The postseason is everything
Imagine that professional football was run like a community sports program for five-year-olds where the goal is to just learn a few basic skills and have some fun running around. No one keeps score and everybody gets a trophy. You know the kind. So, no Super Bowl, no playoffs, no postseason at all.
But, “the postseason is everything,” as a recent NFL promo succinctly summarized. Even if individual games were scored and a victor declared, do you really think the players and coaches would put as much time and effort into training and playing their hardest on the field if it didn’t matter beyond that one game?
The postseason gives every regular season game ultimate significance. In much the same way, heaven and hell . . . a continuing existence after our life on earth ends . . . is our existential postseason. Without it our lives may have transitory, subjective meaning like the satisfaction of beating your opponent in a single game, but no lasting, objective meaning.
What’s the point?
Though our continuing existence is necessary for ultimate significance, it’s not sufficient. If God does not also exist, our endless existence would still have no ultimate meaning. Imagine again with me that there is a postseason in the NFL, but all 32 teams participate and they just keep playing and playing and playing . . . no one goes home, no championship game, no rock star halftime performance (I’d be okay with that), no Lombardi trophy. No Super Bowl ring to award the players who have been victorious. What’s the point?
Only God gives ultimate purpose to our lives. Just as the crowning of a championship team directs the season to its ultimate end, a God who created us to know him and enjoy all the blessings that go with that, directs our lives to their ultimate end, which is him.
Imagine now that in Sunday’s big game Tom Brady got called for intentional grounding and Bruce Arians called the referee over and said, “That may be grounding to you but it’s not to us.

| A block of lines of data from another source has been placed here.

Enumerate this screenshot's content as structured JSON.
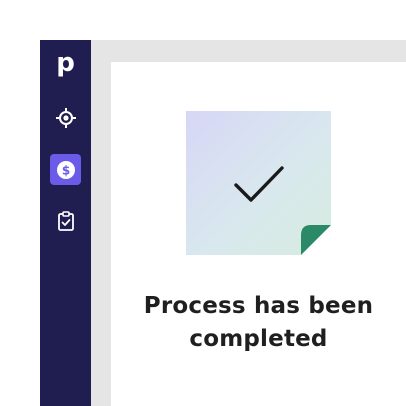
{
  "sidebar": {
    "logo_text": "p",
    "items": [
      {
        "name": "target-icon"
      },
      {
        "name": "dollar-icon",
        "active": true
      },
      {
        "name": "clipboard-check-icon"
      }
    ]
  },
  "main": {
    "illustration_icon": "checkmark-icon",
    "message_lines": [
      "Process has been",
      "completed"
    ]
  },
  "colors": {
    "sidebar_bg": "#201d50",
    "active_item_bg": "#6b5be9",
    "page_bg": "#e5e5e5",
    "panel_bg": "#ffffff",
    "fold_corner": "#2a8a68"
  }
}
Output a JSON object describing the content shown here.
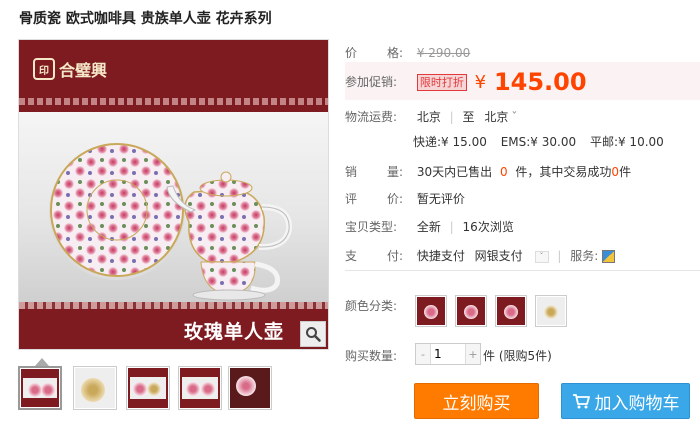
{
  "product": {
    "title": "骨质瓷 欧式咖啡具 贵族单人壶 花卉系列"
  },
  "main_image": {
    "logo_text": "合璧興",
    "caption": "玫瑰单人壶",
    "zoom_icon": "magnifier-icon"
  },
  "thumbnails": [
    {
      "name": "thumb-1"
    },
    {
      "name": "thumb-2"
    },
    {
      "name": "thumb-3"
    },
    {
      "name": "thumb-4"
    },
    {
      "name": "thumb-5"
    }
  ],
  "price": {
    "label": "价      格:",
    "original": "¥ 290.00"
  },
  "promo": {
    "label": "参加促销:",
    "badge": "限时打折",
    "currency": "¥",
    "value": "145.00"
  },
  "shipping": {
    "label": "物流运费:",
    "from": "北京",
    "sep": "|",
    "to_prefix": "至",
    "to": "北京",
    "dropdown_mark": "ˇ",
    "express_label": "快递:",
    "express": "¥ 15.00",
    "ems_label": "EMS:",
    "ems": "¥ 30.00",
    "mail_label": "平邮:",
    "mail": "¥ 10.00"
  },
  "sales": {
    "label": "销      量:",
    "prefix": "30天内已售出",
    "sold": "0",
    "middle": "件，其中交易成功",
    "success": "0",
    "suffix": "件"
  },
  "review": {
    "label": "评      价:",
    "value": "暂无评价"
  },
  "item_type": {
    "label": "宝贝类型:",
    "condition": "全新",
    "views": "16次浏览"
  },
  "payment": {
    "label": "支      付:",
    "method1": "快捷支付",
    "method2": "网银支付",
    "service_label": "服务:"
  },
  "color": {
    "label": "颜色分类:"
  },
  "quantity": {
    "label": "购买数量:",
    "minus": "-",
    "value": "1",
    "plus": "+",
    "unit_note": "件 (限购5件)"
  },
  "buttons": {
    "buy": "立刻购买",
    "cart": "加入购物车"
  },
  "colors": {
    "accent": "#ff4400",
    "buy_bg": "#ff7b00",
    "cart_bg": "#3aa7e8",
    "brand_red": "#7e1b20"
  }
}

The Bucs don’t believe in intentional grounding.” Unless there is a “transcendent” rule-making committee, the refs would have no objective standard to judge what’s allowed and what’s not. And even if the two teams agreed beforehand that grounding is not a violation, who or what would arbitrate when the Buccaneers play a team that believes it clearly is?
As on the football field, so on the playing field of life. What draws a flag or gets one thrown out of the game altogether cannot be determined by the players themselves. If God does not exist no action can be objectively penalized as not allowed, nor can there be any objective rules of conduct. We may confidently draw up our own and expect others to abide by them, but if they challenge us or cry “Foul!” we have no objective reference to firmly establish that the ruling on the field stands.
John Lennon’s Imagine is an anthem for those who believe the notion of God to be not only ridiculous but harmful. If we didn’t have all these conflicting religious beliefs, they imagine, we could have real world peace. But my imagination is informed by the realization that our human passions, desires, and ideologies also conflict, and require a transcendent referee. And that we have an innate sense of an ultimate purpose for why we exist which can only make sense if God exists.
Imagine there’s no Super Bowl. There would be peace on the gridiron alright . . . ’cause there’d be no games. No heaven? No meaning to our existence . . . and definitely no peace.